I’ll stay awake for just one more. I’ve got my mummy bag cinched up with just enough of a hole to breathe and watch the stars. From the corner of my eye another tiny, short-lived streak marks the dark sky of the High Sierra, the 10th shooting star in as many minutes. That one was a pretty small; I’ll wait for one more. I have no idea what time it might be, but I’ve set up my bedding with a view of the rising constellations of Cassiopeia and Perseus and with the Moon having set it must be well past midnight, the sky clear, dark and cold at 11,500 ft. The condensation of my breath forms ice on the thin nylon around me. My eyelids are heavy and my fatigued body not quite warm enough, but my patience is rewarded. A long yellow ribbon drags for several seconds through the air directly above me, the afterglow of vaporized space dust lingering for a noticeable moment, raining delicately earthward. That was a good one to fall asleep to.

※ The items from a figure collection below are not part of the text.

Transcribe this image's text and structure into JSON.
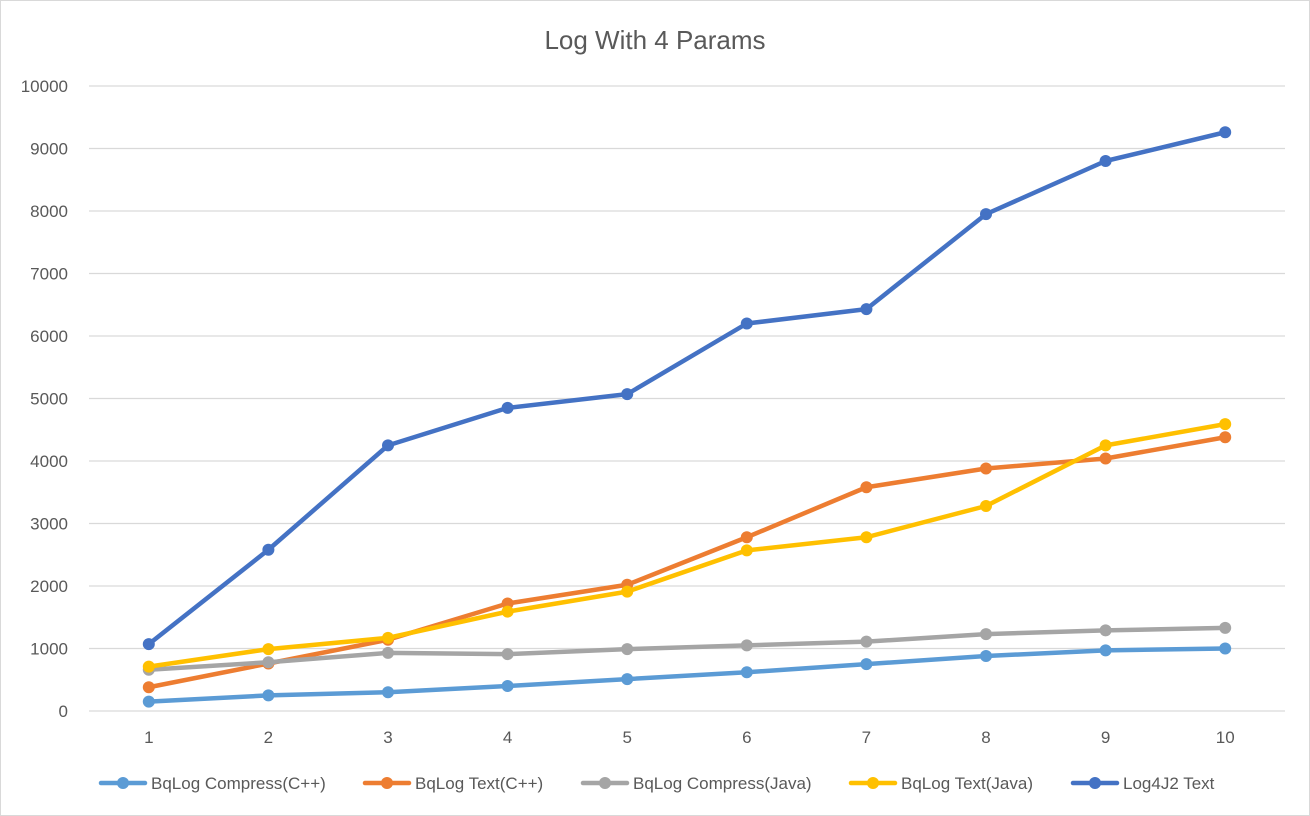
{
  "chart_data": {
    "type": "line",
    "title": "Log With 4 Params",
    "xlabel": "",
    "ylabel": "",
    "x": [
      1,
      2,
      3,
      4,
      5,
      6,
      7,
      8,
      9,
      10
    ],
    "ylim": [
      0,
      10000
    ],
    "yticks": [
      0,
      1000,
      2000,
      3000,
      4000,
      5000,
      6000,
      7000,
      8000,
      9000,
      10000
    ],
    "grid": "horizontal",
    "legend_position": "bottom",
    "series": [
      {
        "name": "BqLog Compress(C++)",
        "color": "#5B9BD5",
        "values": [
          150,
          250,
          300,
          400,
          510,
          620,
          750,
          880,
          970,
          1000
        ]
      },
      {
        "name": "BqLog Text(C++)",
        "color": "#ED7D31",
        "values": [
          380,
          760,
          1140,
          1720,
          2020,
          2780,
          3580,
          3880,
          4040,
          4380
        ]
      },
      {
        "name": "BqLog Compress(Java)",
        "color": "#A5A5A5",
        "values": [
          660,
          780,
          930,
          910,
          990,
          1050,
          1110,
          1230,
          1290,
          1330
        ]
      },
      {
        "name": "BqLog Text(Java)",
        "color": "#FFC000",
        "values": [
          710,
          990,
          1170,
          1590,
          1910,
          2570,
          2780,
          3280,
          4250,
          4590
        ]
      },
      {
        "name": "Log4J2 Text",
        "color": "#4472C4",
        "values": [
          1070,
          2580,
          4250,
          4850,
          5070,
          6200,
          6430,
          7950,
          8800,
          9260
        ]
      }
    ]
  }
}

It is not certain how much space stuff falls to Earth from meteorites, but with perhaps 20,000 or more of them entering the atmosphere daily it adds up to a lot. Educated guesses are measured in tons, many tons. Possibly 100 tons, possibly a lot more. Every day. My bar napkin calculations from these numbers come out a bit weird, but even though it is a hard thing to measure with our current resources it’s an intriguing reminder that the Earth and everything on it including our own bodies are made up of star dust and as the Earth sweeps around on it’s orbit we continue to accrete more. The Perseid meteor shower I’ve been enjoying occurs every year on schedule as our planet passes through the dust trail left behind by Comet Swift-Tuttle on its own 133 year oblong loop around the sun and back. Perhaps some of that dust collecting on your windowsill came directly from the wispy tail of a cosmic iceball.
The Earth actually loses mass regularly as well, through radioactive decay in the core and light gases such as helium and hydrogen drifting away from the atmosphere. These numbers too are hard to pinpoint but relative to the mass of our planet they are rather insignificant and the gain vs. loss is close enough to call it a draw for humanity’s point of view. That is to say that this stony refuge in an otherwise inhospitable universe is a fluid place built on mostly imperceptible changes. Sometimes we can’t help but to notice. I’ve lived my life among some of the Earth’s notable surface cracks and have felt her stretch and buckle with equal portions of fear and exhilaration.
Microscopic additions and subtractions accumulating over incomprehensible spans of time, punctuated by kinetic movements of massive proportions; this is the workshop of landscapes. We and the rest of the biotic community are along for the ride, but not entirely without input. These high mountains are a sharp edge of all this change. An upward corner rising sharply ahead of the gravity that chips away, a few tons at a time, rolling boulders into piles and channeling ice and water. Scrambling up a 12,000 ft pass one afternoon, I recline with a view down Seven Gables Basin, my shoulders cupped into a concavity of granite. The firmness of stone translates a sensation of the hard valley below. I imagine the pressure of a thousand feet of ice and snow pressing and creeping downward. The pulverized granite turned to fine silt filling in gaps and giving purchase to seeds and roots. Twenty thousand years of exquisite polishing revealed slowly as the receding ice gives way to wide slabs of slippery granite interspersed with rich meadows of miniature plants flourishing on the new soil.
Climbing the high passes and shoulders of peaks you cannot escape the fresh jumbles of rocks, an aftermath of every peak still pushing upward. There is a surprising amount of solace in clambering through labyrinths of talus, never sure if one of these mini-van sized chunks is ready to continue downhill, their brethren above patiently awaiting their turn. You can’t really feel the truth of mountain building tectonic forces until you’ve scuffed yourself while negotiating a tedious traverse across a tenuously stabilized landscape. It’s then that you might stop and notice the colorful patinas of orange, green and burgundy. The compliment of that gentle rain of stardust in the skin of lichens, enigmatic mixtures of three kinds of species, thriving on exposed granite, the first wave of organic decomposition, whittling a few atoms at a time. Closer to the stars, close to Earth processes, closer still to tiny life forms that yet withhold some mysteries. I’m humbled equally by the vast as by the minuscule.